When you live in a big Indian city, you need to wire yourself accordingly.
According to a recent survey conducted by a travel website, HolidayIQ, Kolkata has the stinkiest loos in the country. 43 per cent of about 10,000 people surveyed claimed as much. Apparently, the survey was conducted among travelers. Which means that the respondents were mostly visitors to the city. That makes a whole lot of sense, for most Kolkatans will refuse to admit the city has a stink problem. We are immune to it.

My Delhi workmates teased me about it. The taunts slid off my back like pee down a Kolkata public loo. In the City of Joy, we don’t bother ourselves with such trivialities.
Toilets are supposed to smell, the city seems to have told itself. That’s one of the first lessons I learnt when I shifted to the city from the small town of Kohima almost 25-years-ago. I remember walking past a public loo in the crowded Sealdah area in central Kolkata along with my classmates. The stench was so overbearing that I almost puked out my lunch of greasy canteen noodles. “Nyeka!” my friends scoffed. Nyeka, is a blanket term for everything overindulgent and effeminate in Bengali. Needless to say, it was like a big bucket of water on my budding masculinity.
Since that fateful day, I have decided I will never complain about stinky toilets. At least not in company.

From the cavernous New Market toilets, where the ceiling is as damp as the floor, to the overwhelming squalor of the Howrah station loos, an average Kolkatan has braved them all, armed with a flimsy handkerchief over his or her nose. At times, not even that.
“When you reach Howrah station, no need to follow signs, follow the stink,” says Mayuri Bhattacharjee of Sikun Relief Foundation, which works for improving the state of sanitation in urban areas. According to Bhattacharjee, Indians in general don’t really care for public toilets. “We lack good toilet etiquette as citizens,” says Bhattacharjee.
Who cares for the nagging smell of ammonia in the air, when there is phuchka to be wolfed down.
Phuchka brings us to Vivekananda Park, a residential area of south Kolkata which finds itself mentioned in almost all must-visit listings of the city as its “phuchka hub”. Seasoned Kolkatans will tell you that the locality is famous for one more reason, its stinky public toilets.
The public toilet of the park, which is a bit more than a sniffing distance away from the place where phuchkawallahs have their stalls, is considered to be one of the stinkiest in the town. “Every time I bring a guest to sample phuchka from the area, I make it a point to avoid walking by that loo. For I know for sure they will not be able to stand the stench,” says Debjyoti Ghosh, a human rights lawyer.
Kolkata’s smelly loos doesn’t seem to bother its queer community. The most popular cruising spots in the city are some of its public toilets.
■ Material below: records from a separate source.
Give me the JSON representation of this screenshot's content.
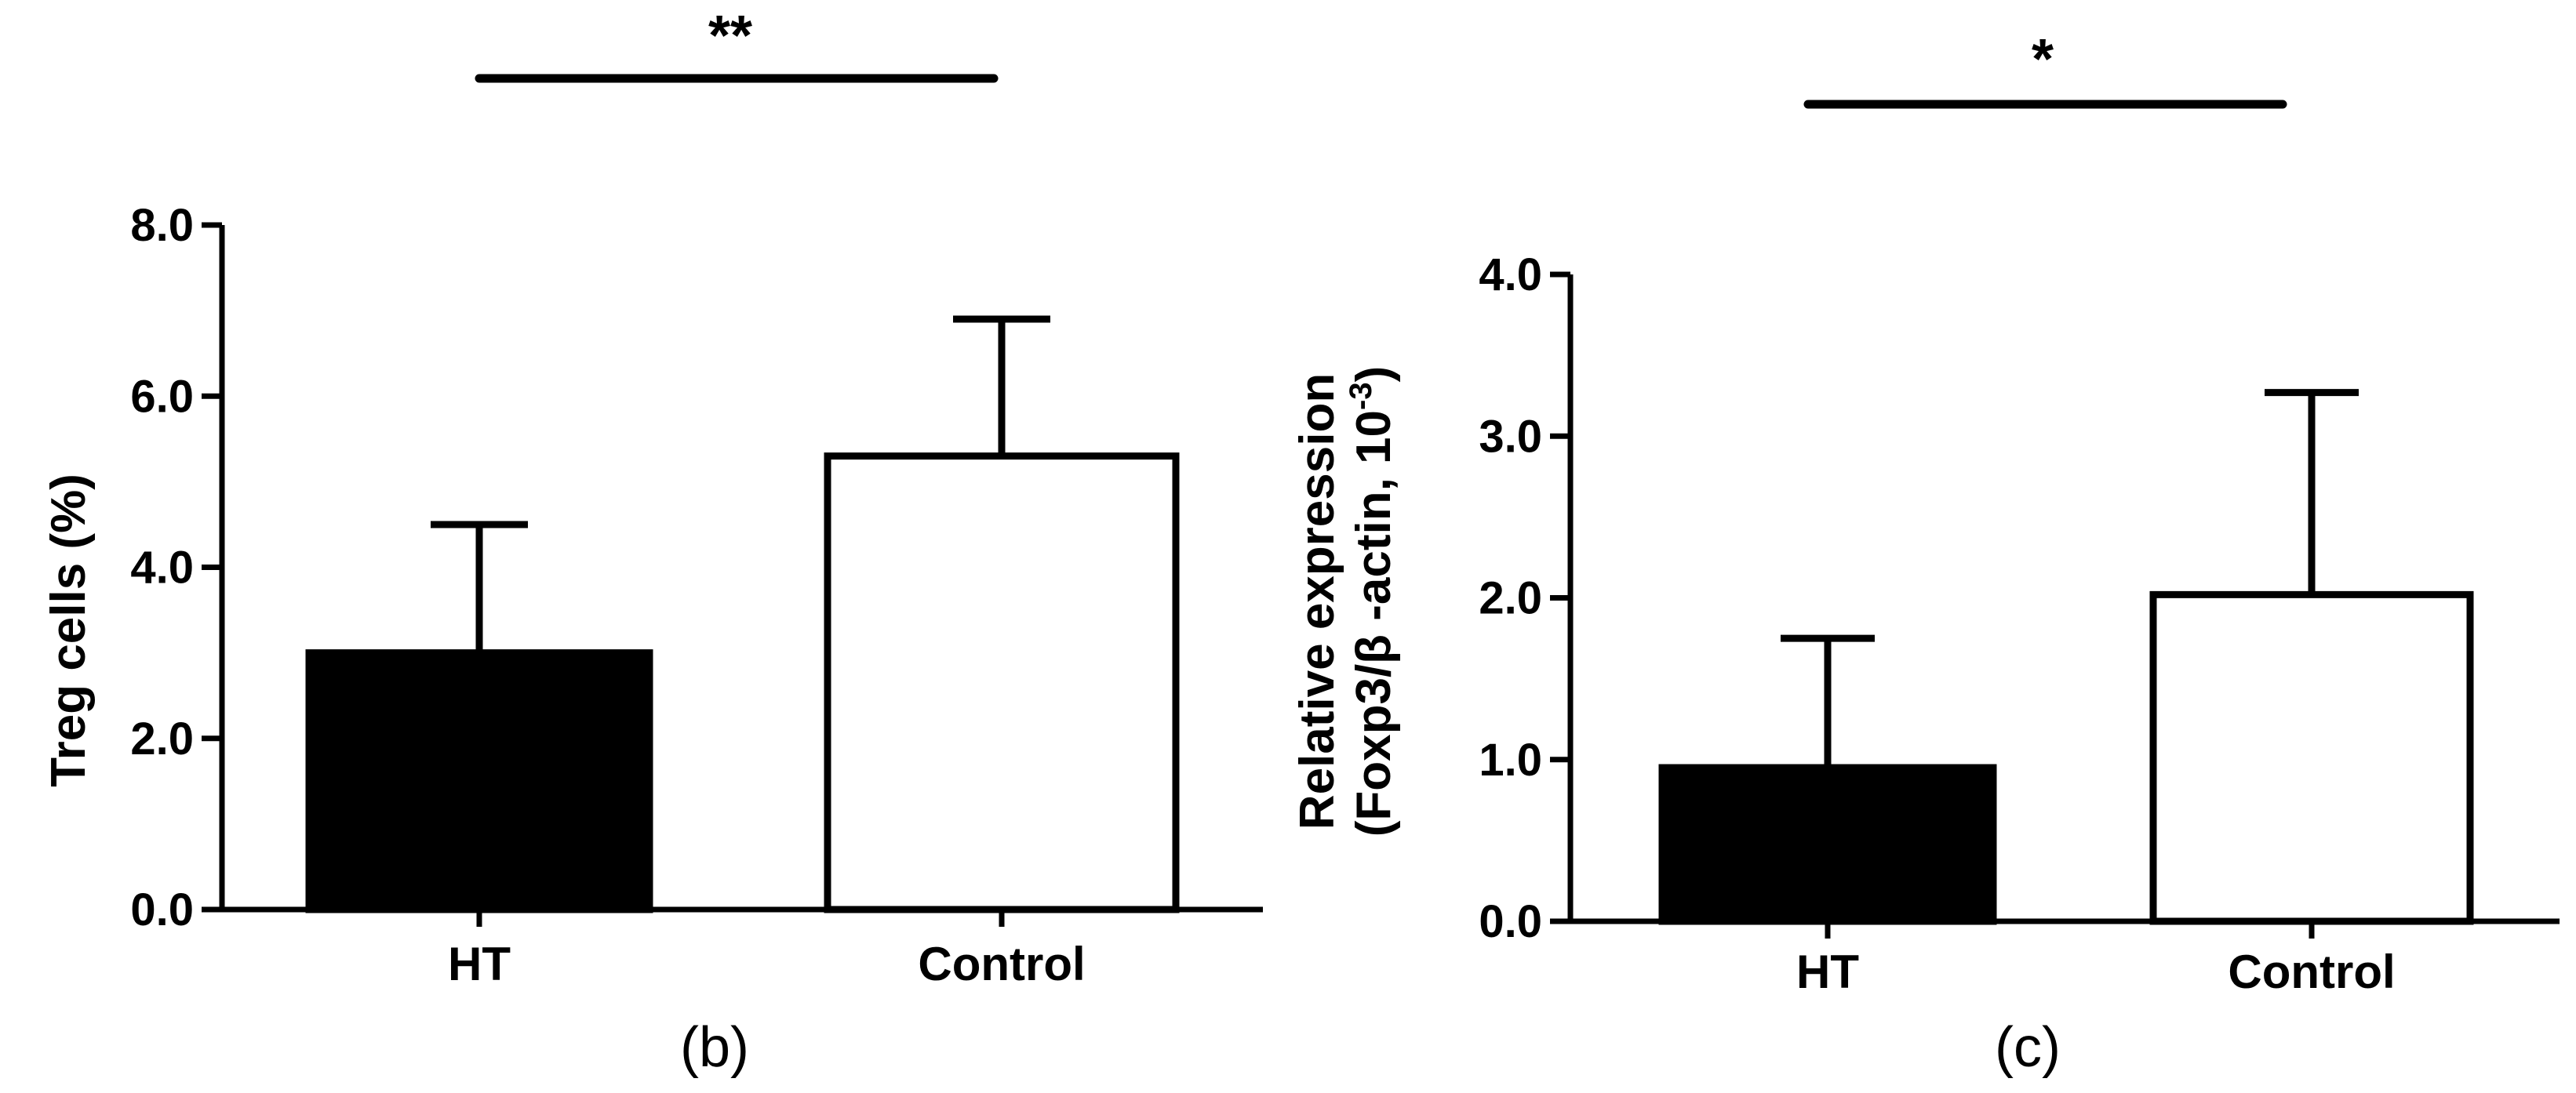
{
  "chart_data": [
    {
      "type": "bar",
      "panel_label": "(b)",
      "categories": [
        "HT",
        "Control"
      ],
      "values": [
        3.0,
        5.3
      ],
      "error_upper": [
        4.5,
        6.9
      ],
      "bar_fill": [
        "#000000",
        "#ffffff"
      ],
      "ylabel": "Treg cells (%)",
      "ylim": [
        0,
        8
      ],
      "yticks": [
        "0.0",
        "2.0",
        "4.0",
        "6.0",
        "8.0"
      ],
      "significance": "**"
    },
    {
      "type": "bar",
      "panel_label": "(c)",
      "categories": [
        "HT",
        "Control"
      ],
      "values": [
        0.95,
        2.02
      ],
      "error_upper": [
        1.75,
        3.27
      ],
      "bar_fill": [
        "#000000",
        "#ffffff"
      ],
      "ylabel_line1": "Relative expression",
      "ylabel_line2_main": "(Foxp3/β -actin, 10",
      "ylabel_line2_sup": "-3",
      "ylabel_line2_end": ")",
      "ylim": [
        0,
        4
      ],
      "yticks": [
        "0.0",
        "1.0",
        "2.0",
        "3.0",
        "4.0"
      ],
      "significance": "*"
    }
  ]
}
Cruising spots, for the uninitiated, are public places where men congregate in order to meet for anonymous sex.
Barun Chakraborty (named changed on request), who studies in a reputed college of the city and commutes from the suburb of Srerampore every day, meets men in public toilets for casual encounters. “There are many public toilets in the city which turn into cruising spots after sundown. We are immune to the stench now, what choice do we have anyway?” he asks.
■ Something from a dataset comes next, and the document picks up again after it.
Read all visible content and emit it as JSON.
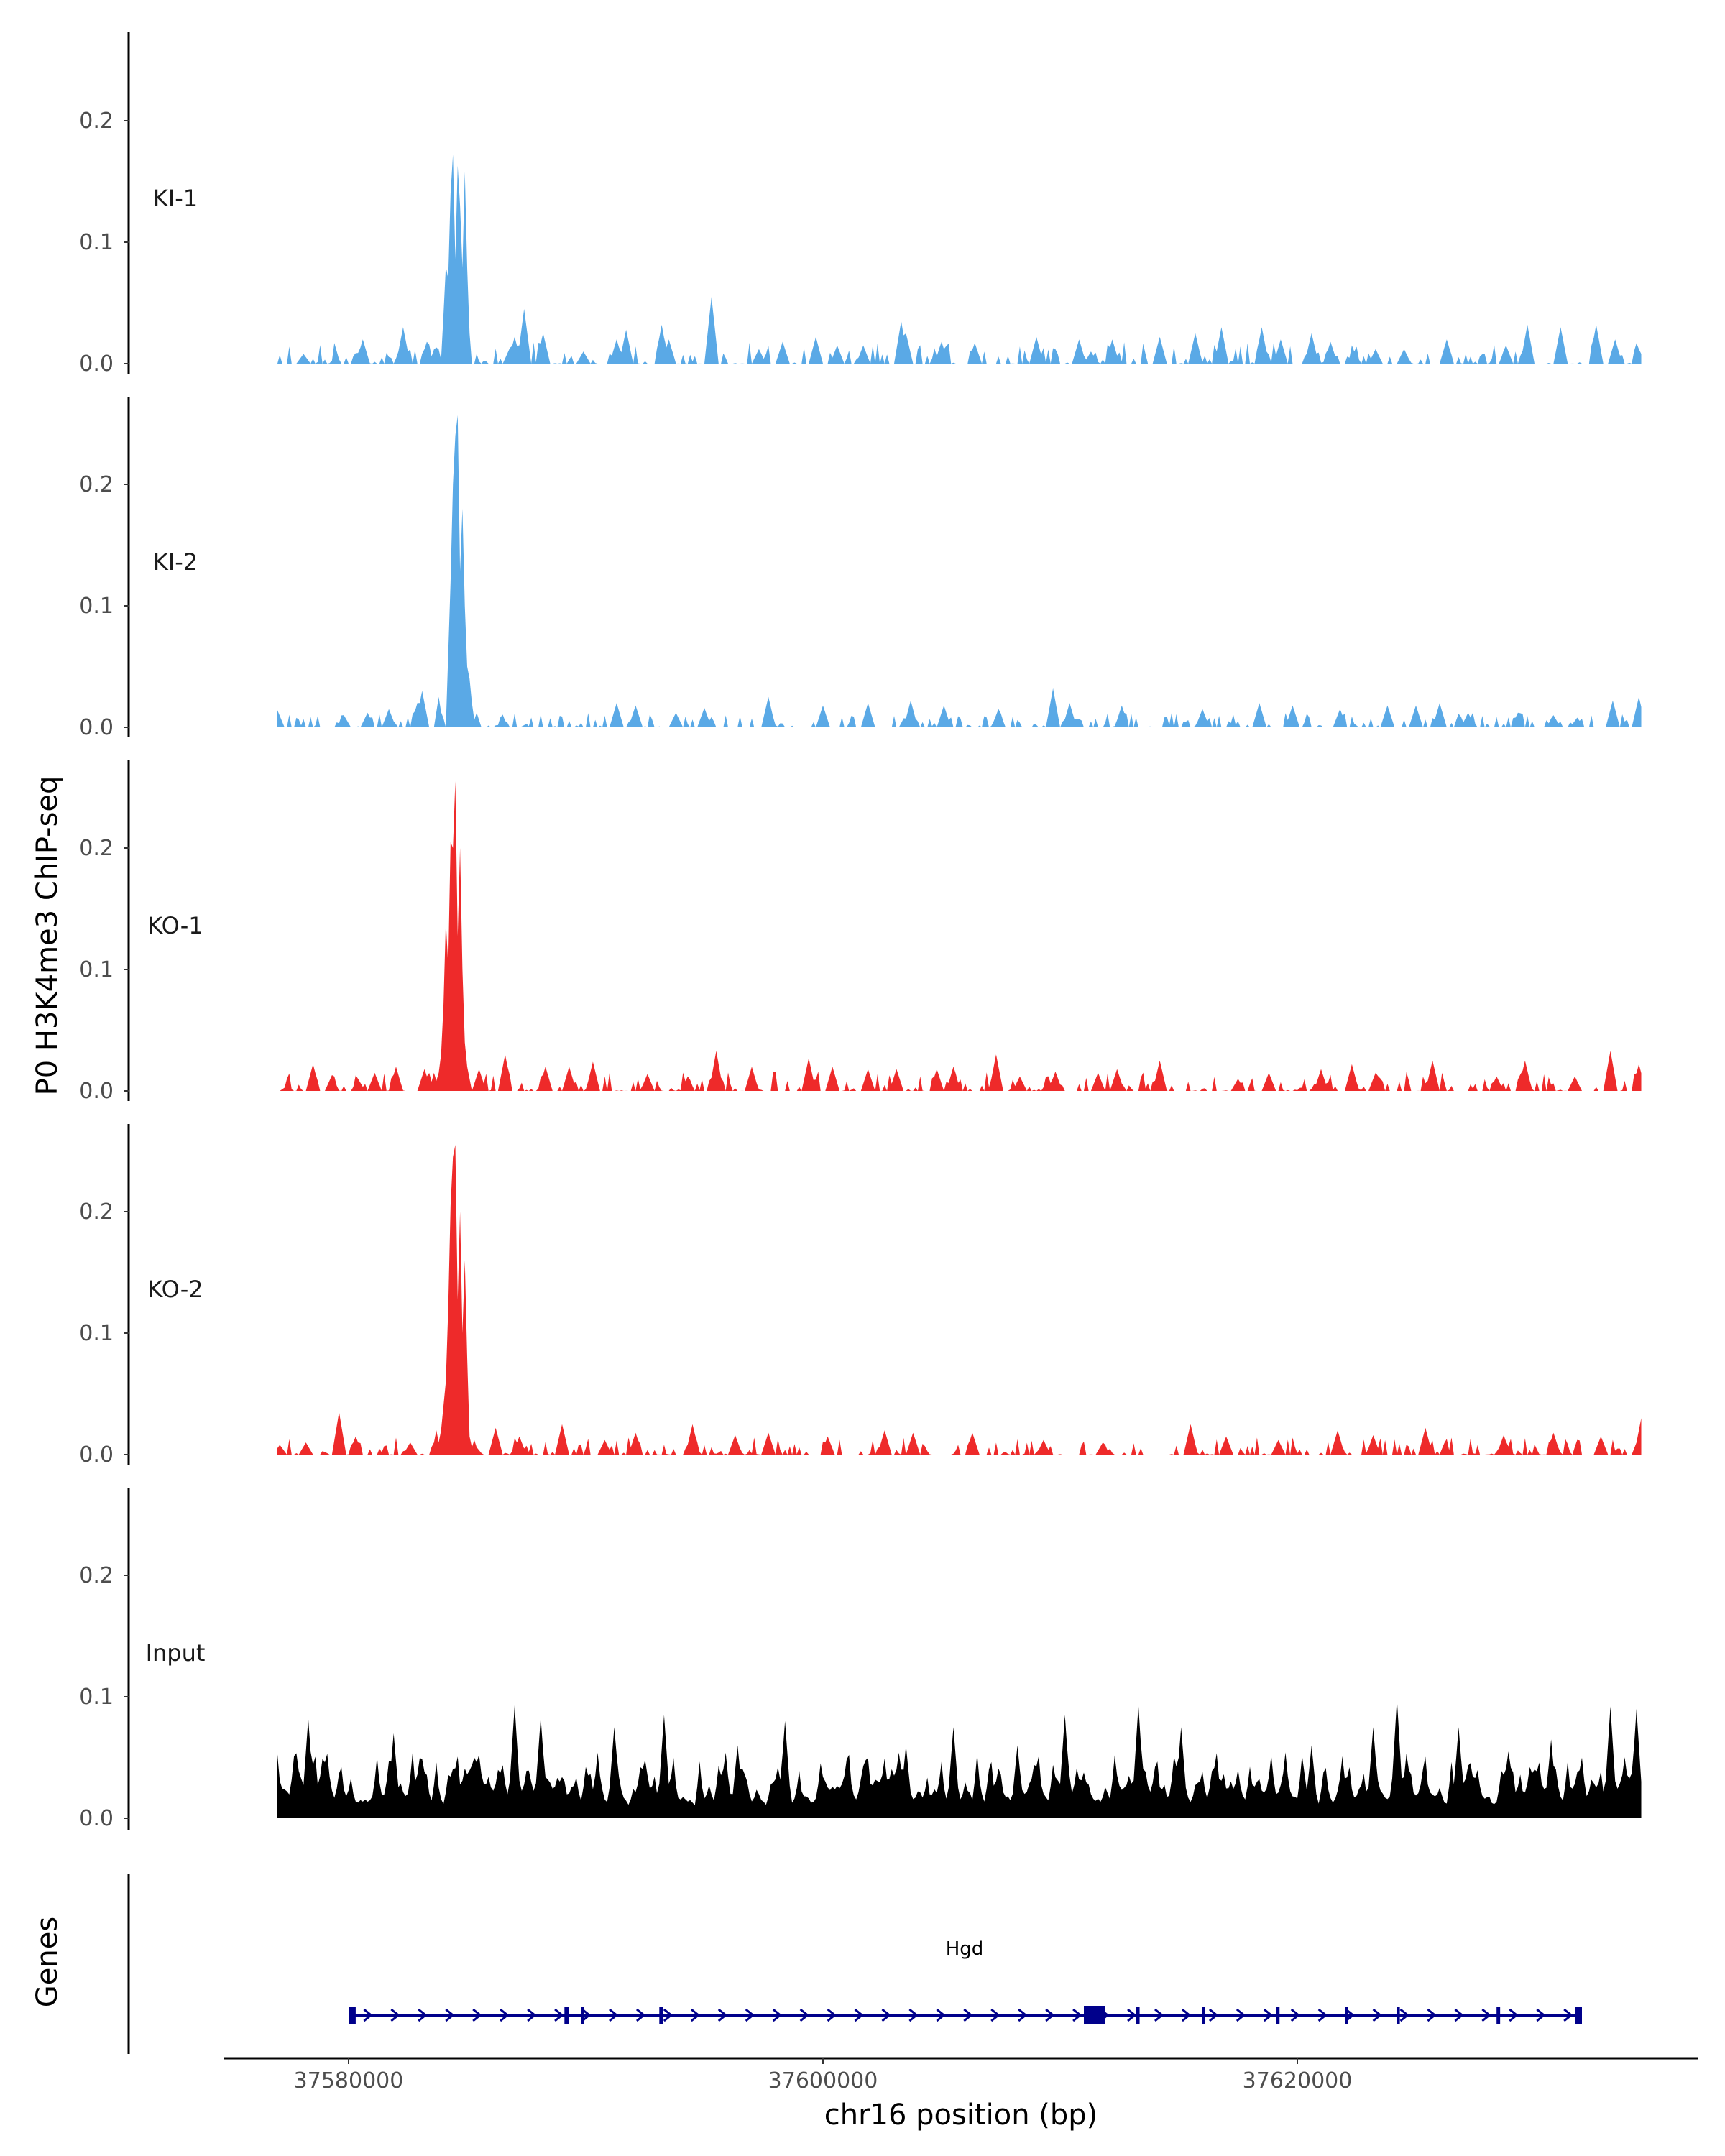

Ironically, as far back as 1878, the Bengal Government had enacted a law to set up toilet facilities in Kolkata, then Calcutta. “Kolkata was then the capital of British India then. There was a sustained movement to make it a modern urban city. Public toilets were considered to be a step towards modernisation. However, Indians of the time had some reservations using public toilets it seems,” informs GM Kapur of Indian National Trust for Art and Cultural Heritage.
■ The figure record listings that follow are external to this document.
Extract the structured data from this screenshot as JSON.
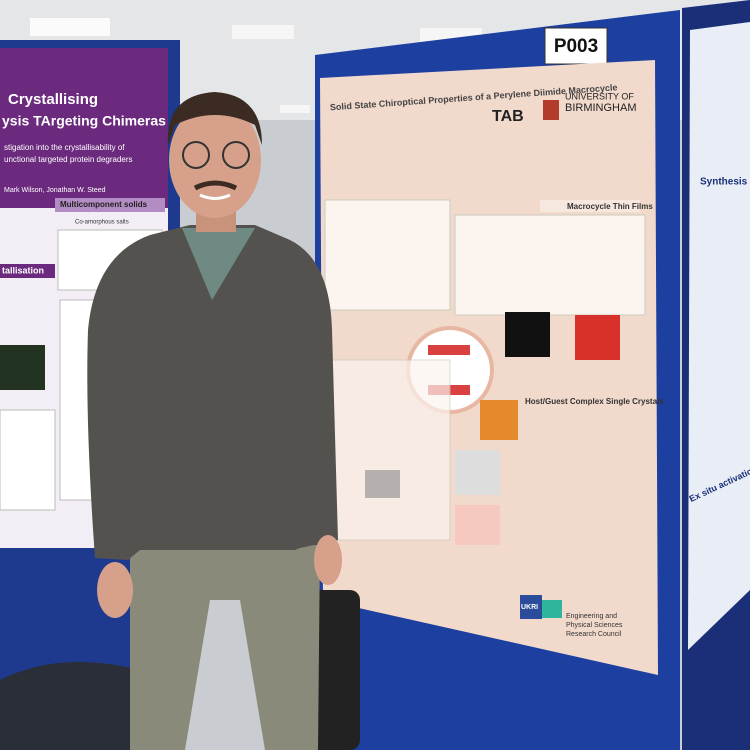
{
  "photo": {
    "board_label": "P003",
    "left_poster": {
      "title_line1": "Crystallising",
      "title_line2": "ysis TArgeting Chimeras",
      "subtitle_line1": "stigation into the crystallisability of",
      "subtitle_line2": "unctional targeted protein degraders",
      "authors": "Mark Wilson, Jonathan W. Steed",
      "section1": "Multicomponent solids",
      "section1_sub": "Co-amorphous salts",
      "section2": "tallisation"
    },
    "main_poster": {
      "title": "Solid State Chiroptical Properties of a Perylene Diimide Macrocycle",
      "logo_tab": "TAB",
      "university_line1": "UNIVERSITY OF",
      "university_line2": "BIRMINGHAM",
      "section_thin_films": "Macrocycle Thin Films",
      "section_host_guest": "Host/Guest Complex Single Crystals",
      "funder_logo": "UKRI",
      "funder_line1": "Engineering and",
      "funder_line2": "Physical Sciences",
      "funder_line3": "Research Council"
    },
    "right_poster": {
      "section1": "Synthesis",
      "section2": "Ex situ activation"
    }
  }
}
According to Anthony Khatchaturian, who conducts historical walks around in Kolkata, the oldest public toilet in the city is rumoured to be the one near the Chaplin Park in central Kolkata, which dates back to at least the late 1800s. “It looks like a mini Raj Bhavan and raises a royal stink,” says Khatchaturain.

That cavalier attitude towards public toilets sustains. Sucharan Das, a caretaker of a Sulabh pay and use toilet near Chandni Chowk in central Kolkata claims that it is difficult to keep the toilet clean because of careless users. “We have two sections, one is the pay and use section and the other one can be used for free. The pay and use one is cleaned three to four times a day. The one that can be used for free is cleaned only once a day. People hardly use the pay and use one, even though the charges are just Rs 1 per use,” says Das. To maintain a pay and use toilet of medium size costs about Rs 25,000 per month. “We have given up on making that much money. We are just running at loss,” he says.